I was a kid who drew and painted. My uncle, Richard Bassett was a painter. I loved my uncle and loved watching him work and the smell of oil paint in his studio. I also loved Joseph LeBeau, who gardened for my grandmother, who lived in Northampton, MA. He just enjoyed making things and made wonderful play machines out of discarded lumber, used nails, popsicle sticks, and old paint. He gave these toys, some very big, to all the neighborhood kids.

I graduated from Harvard College and spent three years in the architecture program at the Harvard Graduate School of Design. Working as a draftsman soon convinced me to do something else. I worked as a carpenter and builder, mostly self-employed, until I retired.

I first thought of working with glass as I looked out a window in a friend’s apartment on West 8th Street in Manhattan. I saw the street. The pavement was full of crushed bits of glass that sparkled in the sun. It was paved not with gold, but with beauty. And what I saw as beautiful was bits of broken bottles.

My art is a response to the world around me and to my awareness of its change during my life. I’m surrounded by affluence and by things. New things in big stores, now almost empty. And discarded old things, many still usable, in the streets. It was so different when I was a child during World War II. Materials were scarce and not wasted. Drinks came in glass bottles that were often re-used. We put the empty milk bottles out and the milk man picked them up. Aluminum was used for weapons and machines, not cans.
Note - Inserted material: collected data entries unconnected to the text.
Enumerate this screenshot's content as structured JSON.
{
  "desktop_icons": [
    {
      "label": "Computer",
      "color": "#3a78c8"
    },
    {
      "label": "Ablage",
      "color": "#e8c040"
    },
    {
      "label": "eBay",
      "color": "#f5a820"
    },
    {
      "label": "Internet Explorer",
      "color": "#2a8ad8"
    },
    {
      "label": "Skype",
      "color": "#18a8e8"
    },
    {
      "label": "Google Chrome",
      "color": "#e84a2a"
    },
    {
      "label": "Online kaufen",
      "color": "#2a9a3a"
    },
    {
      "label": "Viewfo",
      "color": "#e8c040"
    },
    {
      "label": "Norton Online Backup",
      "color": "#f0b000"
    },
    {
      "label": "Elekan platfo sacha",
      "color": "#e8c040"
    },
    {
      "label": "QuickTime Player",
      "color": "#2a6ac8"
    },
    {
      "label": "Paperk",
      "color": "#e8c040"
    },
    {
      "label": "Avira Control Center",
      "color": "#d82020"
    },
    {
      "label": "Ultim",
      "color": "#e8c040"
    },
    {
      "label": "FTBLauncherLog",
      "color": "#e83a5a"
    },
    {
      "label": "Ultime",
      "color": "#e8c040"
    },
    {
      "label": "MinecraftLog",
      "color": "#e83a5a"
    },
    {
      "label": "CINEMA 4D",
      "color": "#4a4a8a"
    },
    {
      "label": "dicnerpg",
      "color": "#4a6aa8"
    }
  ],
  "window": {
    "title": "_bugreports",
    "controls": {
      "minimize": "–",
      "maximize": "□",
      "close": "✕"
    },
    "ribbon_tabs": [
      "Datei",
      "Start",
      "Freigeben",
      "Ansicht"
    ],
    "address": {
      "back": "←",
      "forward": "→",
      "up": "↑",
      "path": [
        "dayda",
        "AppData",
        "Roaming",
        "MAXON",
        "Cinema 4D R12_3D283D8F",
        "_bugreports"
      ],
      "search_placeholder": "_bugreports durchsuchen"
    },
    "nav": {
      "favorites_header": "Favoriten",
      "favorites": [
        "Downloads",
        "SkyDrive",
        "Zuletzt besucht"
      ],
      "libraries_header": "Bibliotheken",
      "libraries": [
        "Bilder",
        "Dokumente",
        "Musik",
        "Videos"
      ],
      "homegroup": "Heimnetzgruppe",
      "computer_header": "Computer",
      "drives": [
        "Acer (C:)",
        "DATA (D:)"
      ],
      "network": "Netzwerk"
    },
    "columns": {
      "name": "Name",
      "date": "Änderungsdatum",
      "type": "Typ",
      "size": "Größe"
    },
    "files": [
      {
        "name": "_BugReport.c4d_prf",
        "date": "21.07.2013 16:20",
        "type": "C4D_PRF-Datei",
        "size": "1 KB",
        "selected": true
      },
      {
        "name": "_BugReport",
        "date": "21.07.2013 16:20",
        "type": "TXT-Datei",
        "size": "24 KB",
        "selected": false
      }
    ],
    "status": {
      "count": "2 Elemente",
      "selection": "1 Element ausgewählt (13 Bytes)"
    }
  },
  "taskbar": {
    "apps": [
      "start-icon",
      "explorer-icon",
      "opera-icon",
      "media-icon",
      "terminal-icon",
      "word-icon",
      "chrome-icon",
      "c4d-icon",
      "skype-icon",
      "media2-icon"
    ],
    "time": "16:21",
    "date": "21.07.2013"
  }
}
Scrap metal was saved and collected for the war effort. We had enough food, but there were some things one couldn’t get. Used cooking fat was saved for the war effort. We cleaned our plates. Little was thrown away.

So I grew up at a very different time. We’ve become wasteful. This change is largely a positive change for me. I’m a thrifty person, used to working with my hands, and now I'm surrounded by all sorts of re-usable waste. And I remember Joseph LeBeau. Of course I use this stuff. Of course I make things of recycled materials.